Step 3: Dealing with the Boss Fight: DNS-over-HTTPS (DoH)
This is where things get tricky. DNS-over-HTTPS wraps encrypted DNS queries inside normal HTTPS traffic on Port 443. If you try to block port 443 on your MikroTik, you will break the entire internet, because normal web browsing uses the exact same port. You cannot differentiate a DoH query from a regular website visit just by looking at the port or IP header.

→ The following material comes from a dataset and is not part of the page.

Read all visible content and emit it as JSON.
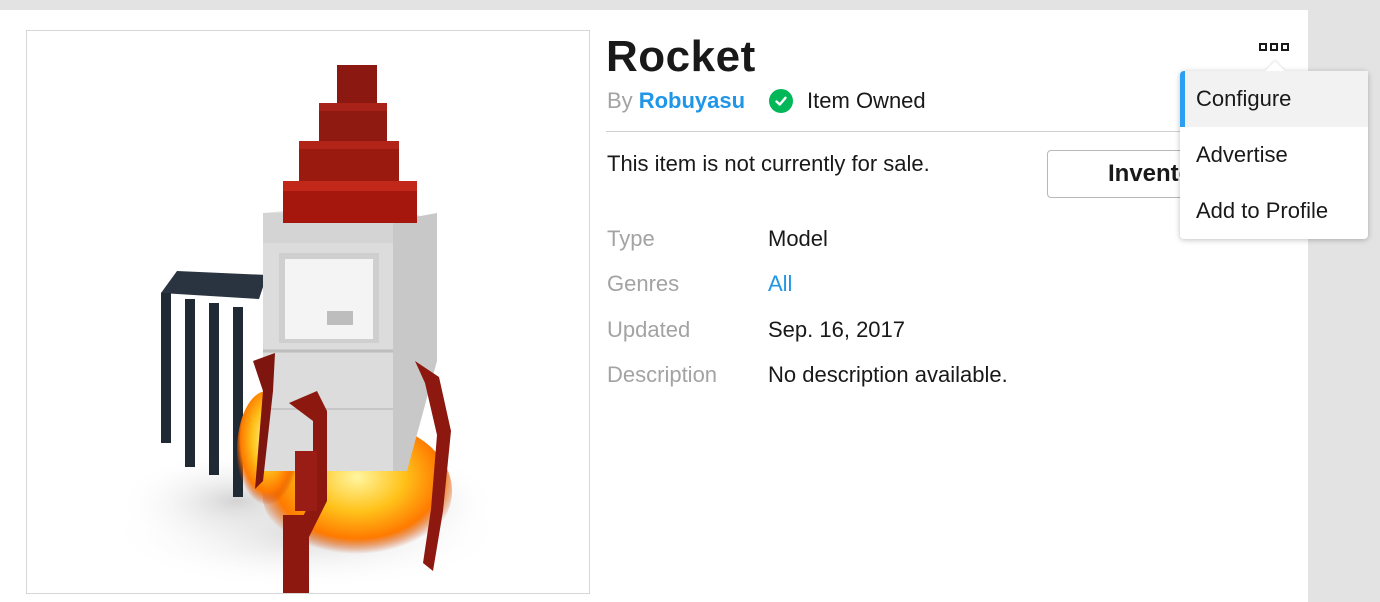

The Solution: Handle DoH at the Upstream Server
Because the router cannot easily peek inside encrypted HTTPS traffic, DoH must be managed directly at your upstream DNS server level. If you use a filtering upstream provider (like NextDNS, AdGuard, or a local Pi-hole), you need to look for two features in their dashboard configuration:
- Enable “Block Bypass Methods”: Most professional filtering DNS providers have a single-click toggle that blocks known DoH bootstrap endpoints and common DoH provider domains.
- Rely on Canary Domains: Major browsers (like Firefox and Chrome) check specific “canary domains” (such as use-application-dns.net) before turning on DoH automatically. Your upstream filtering server can be configured to return a “NXDOMAIN” (does not exist) response for these queries, telling the browser: “Hey, this network has custom policies active. Turn off automatic DoH.”
Summary
By combining MikroTik’s NAT redirection for traditional traffic, Port blocking for DoT, and Upstream domain filtering for DoH, you create a seamless, inescapable net for your network traffic. Your network devices stay fast, secure, and—most importantly—properly filtered.